Anyways,I dried my eyes and stood up,walking out of the stall.I look into the mirror to see my reflection:sad,broken and just done.I walk out of the bathroom to run into Kirby who looks concerned, "Isabella,are you okay?What's wrong?" I just shake my head and walk past him.I'm not in the mood for this right now.My eating disorder has gotten a whole lot worse and I'm just...I can't handle this right now.I open up my locker when I notice Kirby talking to Eli and Fish.Eli looks at me with a guilty look on his face while I just shrug back,not giving a care.Kirby,Fish and Eli all start walking over to me,Kirby ahead of them.Once they reach me,I huff,knowing I can't get away but they were all blocking my exits.

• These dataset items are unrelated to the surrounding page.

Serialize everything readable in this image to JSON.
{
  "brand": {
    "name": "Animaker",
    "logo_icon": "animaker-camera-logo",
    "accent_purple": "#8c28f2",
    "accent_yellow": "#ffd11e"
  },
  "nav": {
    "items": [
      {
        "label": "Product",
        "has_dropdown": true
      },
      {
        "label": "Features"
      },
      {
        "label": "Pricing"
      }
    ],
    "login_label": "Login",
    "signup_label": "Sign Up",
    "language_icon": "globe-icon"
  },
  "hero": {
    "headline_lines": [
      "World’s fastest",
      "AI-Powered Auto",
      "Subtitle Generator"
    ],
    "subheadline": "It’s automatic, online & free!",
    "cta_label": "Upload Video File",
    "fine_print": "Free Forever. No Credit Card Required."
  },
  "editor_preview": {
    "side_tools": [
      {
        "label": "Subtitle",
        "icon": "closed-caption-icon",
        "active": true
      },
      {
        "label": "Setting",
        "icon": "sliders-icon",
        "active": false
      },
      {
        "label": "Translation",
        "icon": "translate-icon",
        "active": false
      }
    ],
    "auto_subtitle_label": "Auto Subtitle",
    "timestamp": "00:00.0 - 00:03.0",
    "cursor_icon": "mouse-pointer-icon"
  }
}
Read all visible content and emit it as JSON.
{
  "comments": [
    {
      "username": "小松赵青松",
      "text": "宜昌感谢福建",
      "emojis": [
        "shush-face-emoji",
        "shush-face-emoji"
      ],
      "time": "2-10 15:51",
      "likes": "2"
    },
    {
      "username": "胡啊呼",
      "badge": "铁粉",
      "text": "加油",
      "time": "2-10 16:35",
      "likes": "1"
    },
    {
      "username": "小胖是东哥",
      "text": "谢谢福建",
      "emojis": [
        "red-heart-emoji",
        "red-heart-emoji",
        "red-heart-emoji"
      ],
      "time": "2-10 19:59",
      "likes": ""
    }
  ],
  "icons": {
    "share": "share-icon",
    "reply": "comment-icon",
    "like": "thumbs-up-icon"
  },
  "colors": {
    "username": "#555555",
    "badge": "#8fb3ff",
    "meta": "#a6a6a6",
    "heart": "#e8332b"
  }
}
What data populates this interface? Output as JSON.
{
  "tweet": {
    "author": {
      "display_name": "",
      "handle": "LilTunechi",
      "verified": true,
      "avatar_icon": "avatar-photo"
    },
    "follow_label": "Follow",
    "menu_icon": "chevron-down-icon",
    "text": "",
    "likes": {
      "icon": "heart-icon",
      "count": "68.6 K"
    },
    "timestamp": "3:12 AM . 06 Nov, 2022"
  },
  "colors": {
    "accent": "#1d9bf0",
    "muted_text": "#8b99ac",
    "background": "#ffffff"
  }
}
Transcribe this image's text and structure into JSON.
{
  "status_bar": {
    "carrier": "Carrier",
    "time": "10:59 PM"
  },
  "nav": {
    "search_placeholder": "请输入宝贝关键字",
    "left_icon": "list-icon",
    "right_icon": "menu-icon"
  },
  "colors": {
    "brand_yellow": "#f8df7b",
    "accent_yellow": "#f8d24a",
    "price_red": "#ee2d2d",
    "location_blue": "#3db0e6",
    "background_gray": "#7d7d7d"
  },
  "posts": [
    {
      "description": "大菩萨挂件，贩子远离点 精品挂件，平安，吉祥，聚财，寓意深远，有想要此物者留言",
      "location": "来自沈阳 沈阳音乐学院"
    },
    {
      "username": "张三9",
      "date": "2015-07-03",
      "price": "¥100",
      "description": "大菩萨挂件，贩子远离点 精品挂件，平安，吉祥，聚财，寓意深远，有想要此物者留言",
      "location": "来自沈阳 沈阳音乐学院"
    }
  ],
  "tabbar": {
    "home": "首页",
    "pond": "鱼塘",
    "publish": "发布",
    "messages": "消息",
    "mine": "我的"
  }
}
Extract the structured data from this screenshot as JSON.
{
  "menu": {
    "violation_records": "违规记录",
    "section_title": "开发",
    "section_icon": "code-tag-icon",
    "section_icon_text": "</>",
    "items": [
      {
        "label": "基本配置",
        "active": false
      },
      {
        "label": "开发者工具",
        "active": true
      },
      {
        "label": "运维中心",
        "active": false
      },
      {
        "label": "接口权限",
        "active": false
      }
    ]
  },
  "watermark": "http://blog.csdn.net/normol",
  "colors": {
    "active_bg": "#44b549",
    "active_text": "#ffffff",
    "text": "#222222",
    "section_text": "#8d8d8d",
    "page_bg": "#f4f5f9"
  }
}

"Isabella,let me explain.I-" Kirby pleads but I cut him off, "I don't need you to explain.I don't want you to explain.I just want to know..." I take a deep breath and continue, "Why?Why would you pretend to be my friend when in the end,all you wanted was my best friend?Kirby,I've got a lot going on right now and this isn't worth being a part of it.I just...you know what?This is stupid.Don't ever talk to me again." With that being said,I slam my locker shut and walk away before it could get worse.

I could feel the bile rising up in my throat so I veer off into the bathroom and just let it all out.Everything.When I finished,I wiped my mouth and walked to the office.I called my Aunt Jackie and she came pick me up.I just want to sleep right now.That's all I need.Just to lay down,close my eyes and sleep.